A recent report showed that up to 45 percent of nutrients may be lost in fresh vegetables before they are consumed, and that in some cases it may take up to two weeks from the time they are picked to reach our tables (1)! Frozen vegetables are picked when they are at their ripest, and that is when fruits and vegetables typically carry the most nutritional value. From there they are blanched in water to kill any bacteria, sealed and immediately frozen.
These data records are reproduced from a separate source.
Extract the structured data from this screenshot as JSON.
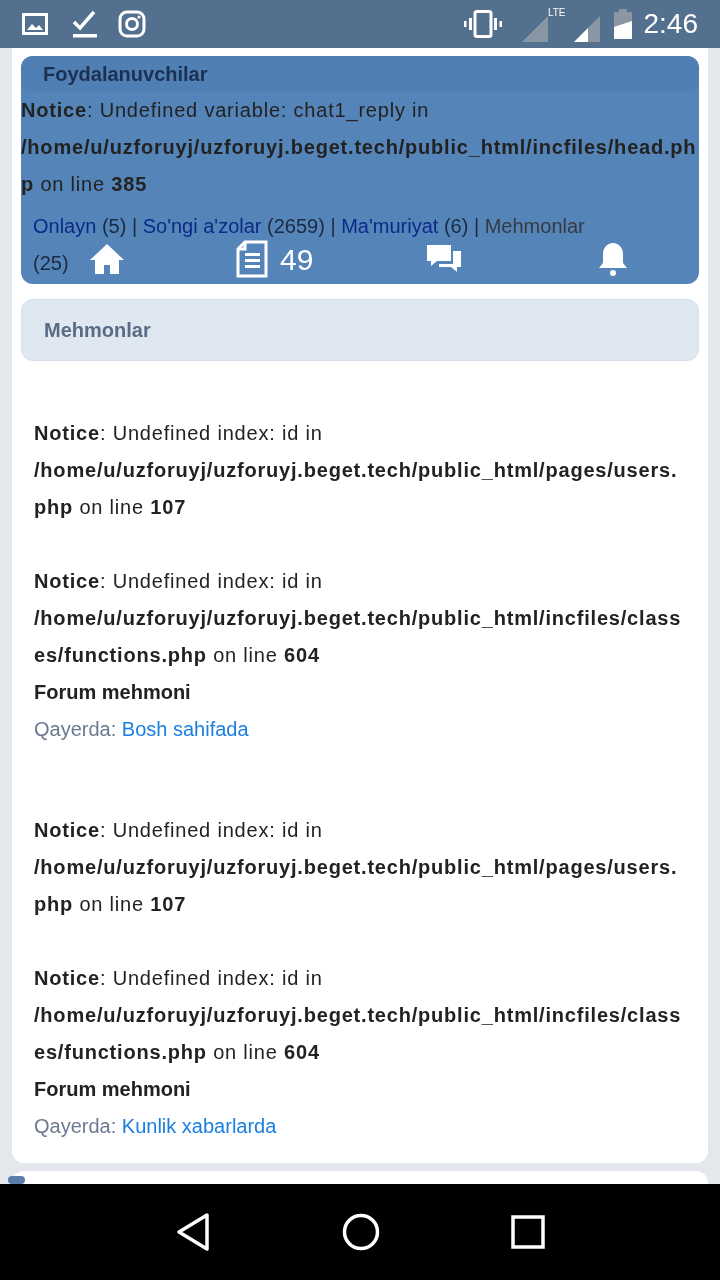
{
  "status_bar": {
    "network_label": "LTE",
    "time": "2:46"
  },
  "navbar": {
    "notice": "**Notice**: Undefined variable: chat1_reply in **/home/u/uzforuyj/uzforuyj.beget.tech/public_html/incfiles/head.php** on line **385**",
    "items": [
      {
        "kind": "home"
      },
      {
        "kind": "document",
        "count": "49"
      },
      {
        "kind": "chat"
      },
      {
        "kind": "bell"
      }
    ]
  },
  "users_section": {
    "title": "Foydalanuvchilar",
    "separator": " | ",
    "links": [
      {
        "label": "Onlayn",
        "count": " (5)",
        "link": true
      },
      {
        "label": "So'ngi a'zolar",
        "count": " (2659)",
        "link": true
      },
      {
        "label": "Ma'muriyat",
        "count": " (6)",
        "link": true
      },
      {
        "label": "Mehmonlar",
        "count": " (25)",
        "link": false
      }
    ]
  },
  "guests_section": {
    "title": "Mehmonlar",
    "entries": [
      {
        "notices": [
          "**Notice**: Undefined index: id in **/home/u/uzforuyj/uzforuyj.beget.tech/public_html/pages/users.php** on line **107**",
          "**Notice**: Undefined index: id in **/home/u/uzforuyj/uzforuyj.beget.tech/public_html/incfiles/classes/functions.php** on line **604**"
        ],
        "name": "Forum mehmoni",
        "location_label": "Qayerda: ",
        "location": "Bosh sahifada"
      },
      {
        "notices": [
          "**Notice**: Undefined index: id in **/home/u/uzforuyj/uzforuyj.beget.tech/public_html/pages/users.php** on line **107**",
          "**Notice**: Undefined index: id in **/home/u/uzforuyj/uzforuyj.beget.tech/public_html/incfiles/classes/functions.php** on line **604**"
        ],
        "name": "Forum mehmoni",
        "location_label": "Qayerda: ",
        "location": "Kunlik xabarlarda"
      }
    ]
  }
}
A good rule of thumb is to eat fresh fruits and vegetables when they are in season and at the ripest to get the most benefits nutritionally. If you have the luxury of picking your own in the summer months or taking advantage of locally grown, this can definitely help too. In winter months when there isn’t as much access to fresh produce or when you know you won’t be able to use your produce quickly, stock up on frozen vegetables so that you can reap all the nutritional benefits.